Sweating is triggered by the hypothalamus (part of our nervous system) when your body temperature exceeds its normal threshold of 37° C, like during heat waves, intense sports or when you have a fever, etc. Your body expells water to reduce your temperature, as if releasing steam. Sweating can literally save you: if your body temperature is too high, you run the risk of thermal shock.
Sweat is also good for your skin. It helps your hands and feet get better grip, and, combined with sebum, a hydrolipidic film, it helps keeps your skin hydrated and resistant to external aggressors like pollution, dust, wind, sun and microbes, etc.
Sweat is water, for the most part. It also contains a small amount of minerals, lactic acid and urea –all odourless ingredients. So, why do we smell when we sweat? The culprits are cutaneous bacteria that feed on our sweat. The more these microorganisms have time to feed, the more the odour intensifies. That’s why it’s important to wash as soon as possible after sweating a lot.
There are two types of the approximately 3 million (!) glands that produce sweat.
The eccrine glands are found all over the surface of the body and are most abundant on the palms of our hands and the soles of our feet. The sweat that these glands produce is mainly composed of water and mineral salts. It contains very little food for bacteria and is therefore odourless.
The apocrine glands, the second type, are found in our armpits and genital area. They appear once we hit puberty and secrete a sweat that’s rich in fat, the favorite food of bacteria, which is why these areas produce odour when we sweat.
Normally, an individual will produce 500 ml to 1 litre of sweat per day. However, a person can produce up to four litres of sweat per day in hot weather. And during physical activity, the human body can produce up to 10 litres! Armpit sweat is only a small quantity of what the entire body produces. During a normal day, armpits produce about a tablespoon of sweat. This is why an antiperspirant doesn’t prevent sweat from regulating your body temperature.

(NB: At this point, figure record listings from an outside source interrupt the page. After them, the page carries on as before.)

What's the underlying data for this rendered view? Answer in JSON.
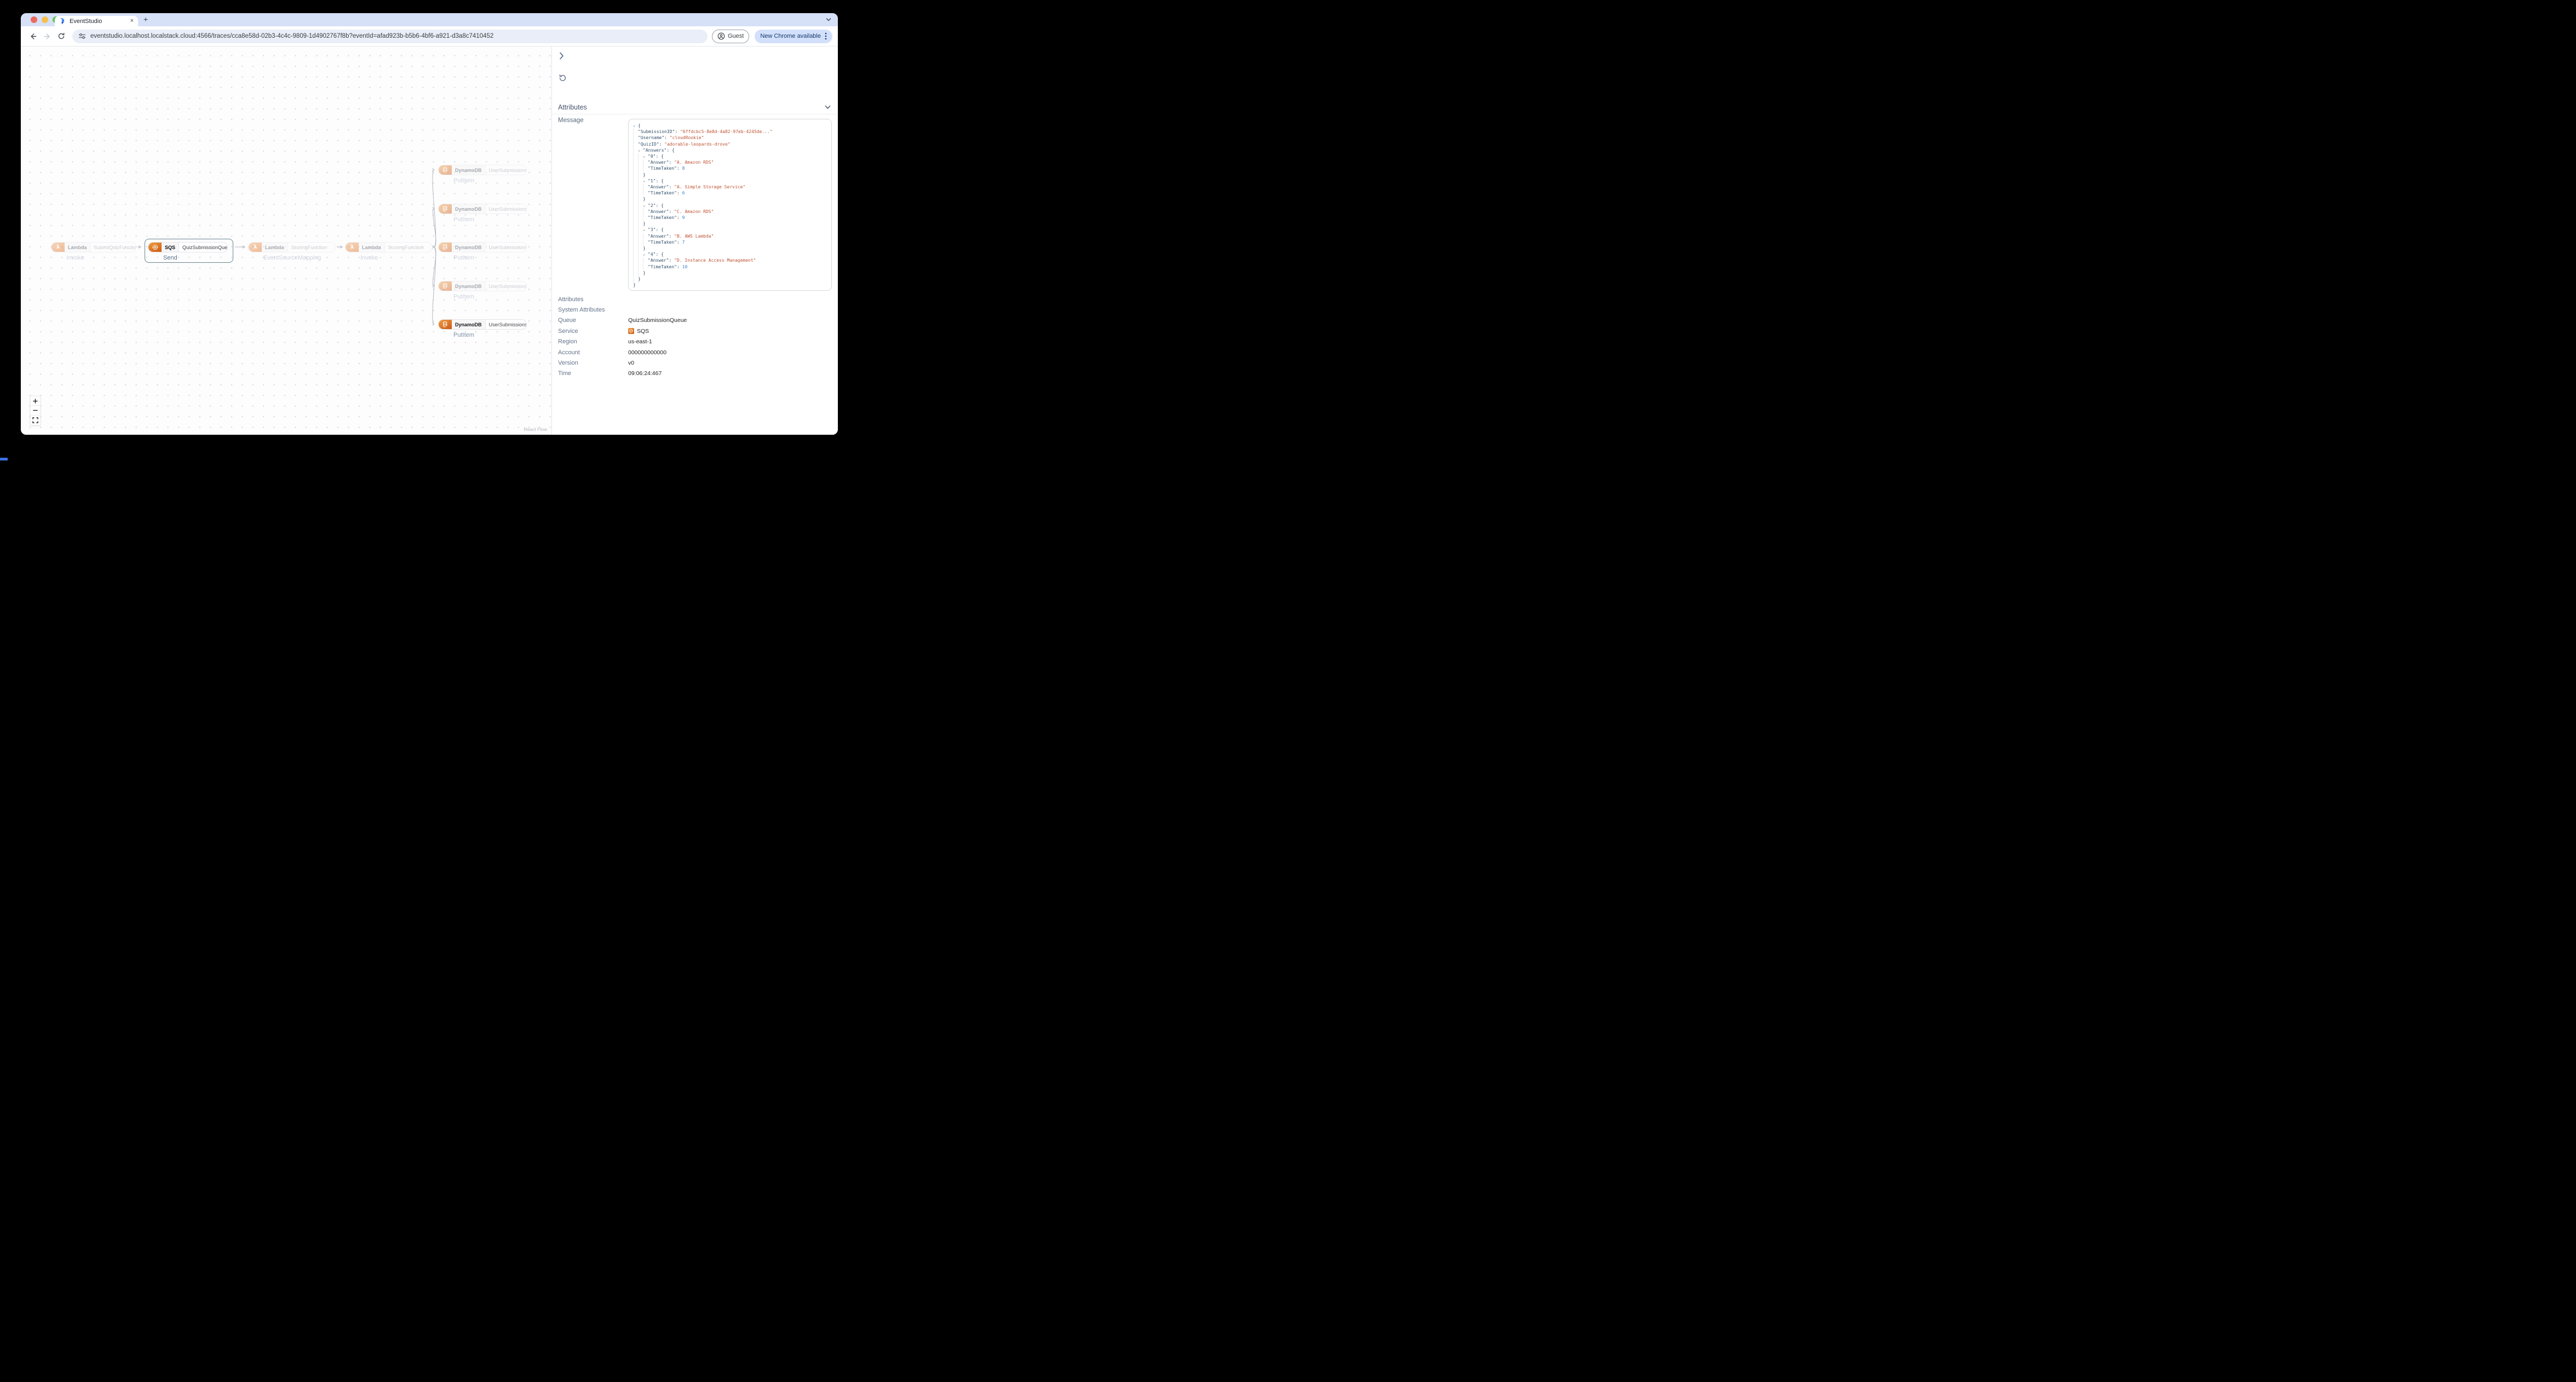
{
  "browser": {
    "tab_title": "EventStudio",
    "tab_close": "×",
    "new_tab": "+",
    "url": "eventstudio.localhost.localstack.cloud:4566/traces/cca8e58d-02b3-4c4c-9809-1d4902767f8b?eventId=afad923b-b5b6-4bf6-a921-d3a8c7410452",
    "guest_label": "Guest",
    "update_label": "New Chrome available"
  },
  "flow": {
    "attribution": "React Flow",
    "nodes": [
      {
        "id": "lambda-submit",
        "type": "lambda",
        "service": "Lambda",
        "name": "SubmitQuizFunction",
        "action": "Invoke",
        "state": "faded"
      },
      {
        "id": "sqs-queue",
        "type": "sqs",
        "service": "SQS",
        "name": "QuizSubmissionQueue",
        "action": "Send",
        "state": "selected"
      },
      {
        "id": "lambda-scoring-esm",
        "type": "lambda",
        "service": "Lambda",
        "name": "ScoringFunction",
        "action": "EventSourceMapping",
        "state": "faded"
      },
      {
        "id": "lambda-scoring-invoke",
        "type": "lambda",
        "service": "Lambda",
        "name": "ScoringFunction",
        "action": "Invoke",
        "state": "faded"
      },
      {
        "id": "ddb-1",
        "type": "dynamodb",
        "service": "DynamoDB",
        "name": "UserSubmissions",
        "action": "PutItem",
        "state": "faded"
      },
      {
        "id": "ddb-2",
        "type": "dynamodb",
        "service": "DynamoDB",
        "name": "UserSubmissions",
        "action": "PutItem",
        "state": "faded"
      },
      {
        "id": "ddb-3",
        "type": "dynamodb",
        "service": "DynamoDB",
        "name": "UserSubmissions",
        "action": "PutItem",
        "state": "faded"
      },
      {
        "id": "ddb-4",
        "type": "dynamodb",
        "service": "DynamoDB",
        "name": "UserSubmissions",
        "action": "PutItem",
        "state": "faded"
      },
      {
        "id": "ddb-5",
        "type": "dynamodb",
        "service": "DynamoDB",
        "name": "UserSubmissions",
        "action": "PutItem",
        "state": "normal"
      }
    ]
  },
  "panel": {
    "header": "Attributes",
    "message_label": "Message",
    "message": {
      "lines": [
        {
          "ch": 1,
          "ind": 0,
          "t": [
            [
              "p",
              "{"
            ]
          ]
        },
        {
          "ind": 1,
          "t": [
            [
              "k",
              "\"SubmissionID\""
            ],
            [
              "p",
              ": "
            ],
            [
              "s",
              "\"6ffdcbc5-8e8d-4a82-97eb-4245de...\""
            ]
          ]
        },
        {
          "ind": 1,
          "t": [
            [
              "k",
              "\"Username\""
            ],
            [
              "p",
              ": "
            ],
            [
              "s",
              "\"cloudRookie\""
            ]
          ]
        },
        {
          "ind": 1,
          "t": [
            [
              "k",
              "\"QuizID\""
            ],
            [
              "p",
              ": "
            ],
            [
              "s",
              "\"adorable-leopards-drove\""
            ]
          ]
        },
        {
          "ch": 1,
          "ind": 1,
          "t": [
            [
              "k",
              "\"Answers\""
            ],
            [
              "p",
              ": "
            ],
            [
              "p",
              "{"
            ]
          ]
        },
        {
          "ch": 1,
          "ind": 2,
          "t": [
            [
              "k",
              "\"0\""
            ],
            [
              "p",
              ": "
            ],
            [
              "p",
              "{"
            ]
          ]
        },
        {
          "ind": 3,
          "t": [
            [
              "k",
              "\"Answer\""
            ],
            [
              "p",
              ": "
            ],
            [
              "s",
              "\"A. Amazon RDS\""
            ]
          ]
        },
        {
          "ind": 3,
          "t": [
            [
              "k",
              "\"TimeTaken\""
            ],
            [
              "p",
              ": "
            ],
            [
              "n",
              "8"
            ]
          ]
        },
        {
          "ind": 2,
          "t": [
            [
              "p",
              "}"
            ]
          ]
        },
        {
          "ch": 1,
          "ind": 2,
          "t": [
            [
              "k",
              "\"1\""
            ],
            [
              "p",
              ": "
            ],
            [
              "p",
              "{"
            ]
          ]
        },
        {
          "ind": 3,
          "t": [
            [
              "k",
              "\"Answer\""
            ],
            [
              "p",
              ": "
            ],
            [
              "s",
              "\"A. Simple Storage Service\""
            ]
          ]
        },
        {
          "ind": 3,
          "t": [
            [
              "k",
              "\"TimeTaken\""
            ],
            [
              "p",
              ": "
            ],
            [
              "n",
              "6"
            ]
          ]
        },
        {
          "ind": 2,
          "t": [
            [
              "p",
              "}"
            ]
          ]
        },
        {
          "ch": 1,
          "ind": 2,
          "t": [
            [
              "k",
              "\"2\""
            ],
            [
              "p",
              ": "
            ],
            [
              "p",
              "{"
            ]
          ]
        },
        {
          "ind": 3,
          "t": [
            [
              "k",
              "\"Answer\""
            ],
            [
              "p",
              ": "
            ],
            [
              "s",
              "\"C. Amazon RDS\""
            ]
          ]
        },
        {
          "ind": 3,
          "t": [
            [
              "k",
              "\"TimeTaken\""
            ],
            [
              "p",
              ": "
            ],
            [
              "n",
              "9"
            ]
          ]
        },
        {
          "ind": 2,
          "t": [
            [
              "p",
              "}"
            ]
          ]
        },
        {
          "ch": 1,
          "ind": 2,
          "t": [
            [
              "k",
              "\"3\""
            ],
            [
              "p",
              ": "
            ],
            [
              "p",
              "{"
            ]
          ]
        },
        {
          "ind": 3,
          "t": [
            [
              "k",
              "\"Answer\""
            ],
            [
              "p",
              ": "
            ],
            [
              "s",
              "\"B. AWS Lambda\""
            ]
          ]
        },
        {
          "ind": 3,
          "t": [
            [
              "k",
              "\"TimeTaken\""
            ],
            [
              "p",
              ": "
            ],
            [
              "n",
              "7"
            ]
          ]
        },
        {
          "ind": 2,
          "t": [
            [
              "p",
              "}"
            ]
          ]
        },
        {
          "ch": 1,
          "ind": 2,
          "t": [
            [
              "k",
              "\"4\""
            ],
            [
              "p",
              ": "
            ],
            [
              "p",
              "{"
            ]
          ]
        },
        {
          "ind": 3,
          "t": [
            [
              "k",
              "\"Answer\""
            ],
            [
              "p",
              ": "
            ],
            [
              "s",
              "\"D. Instance Access Management\""
            ]
          ]
        },
        {
          "ind": 3,
          "t": [
            [
              "k",
              "\"TimeTaken\""
            ],
            [
              "p",
              ": "
            ],
            [
              "n",
              "10"
            ]
          ]
        },
        {
          "ind": 2,
          "t": [
            [
              "p",
              "}"
            ]
          ]
        },
        {
          "ind": 1,
          "t": [
            [
              "p",
              "}"
            ]
          ]
        },
        {
          "ind": 0,
          "t": [
            [
              "p",
              "}"
            ]
          ]
        }
      ]
    },
    "attributes": [
      {
        "label": "Attributes",
        "value": "",
        "section": true
      },
      {
        "label": "System Attributes",
        "value": "",
        "section": true
      },
      {
        "label": "Queue",
        "value": "QuizSubmissionQueue"
      },
      {
        "label": "Service",
        "value": "SQS",
        "icon": "sqs"
      },
      {
        "label": "Region",
        "value": "us-east-1"
      },
      {
        "label": "Account",
        "value": "000000000000"
      },
      {
        "label": "Version",
        "value": "v0"
      },
      {
        "label": "Time",
        "value": "09:06:24:467"
      }
    ]
  }
}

In general, women sweat less than men do. But everyone has their own "profile" and some people produce a lot more sweat than others under the same conditions. There are several hypotheses as to why: hormonal changes or hyperactivity of the nervous system or sweat glands, etc.
Stress also makes you sweat! Who hasn’t wiped off a few beads of sweat before a major presentation or job interview? Provoked by an emotional stimulus, stress-related sweat is produced quickly, regardless of the ambient temperature. Its composition also differs from normal sweat: it contains hormones and nutrients that make it particularly attractive to bacteria. This is why stress-related sweat has such a stronger odour.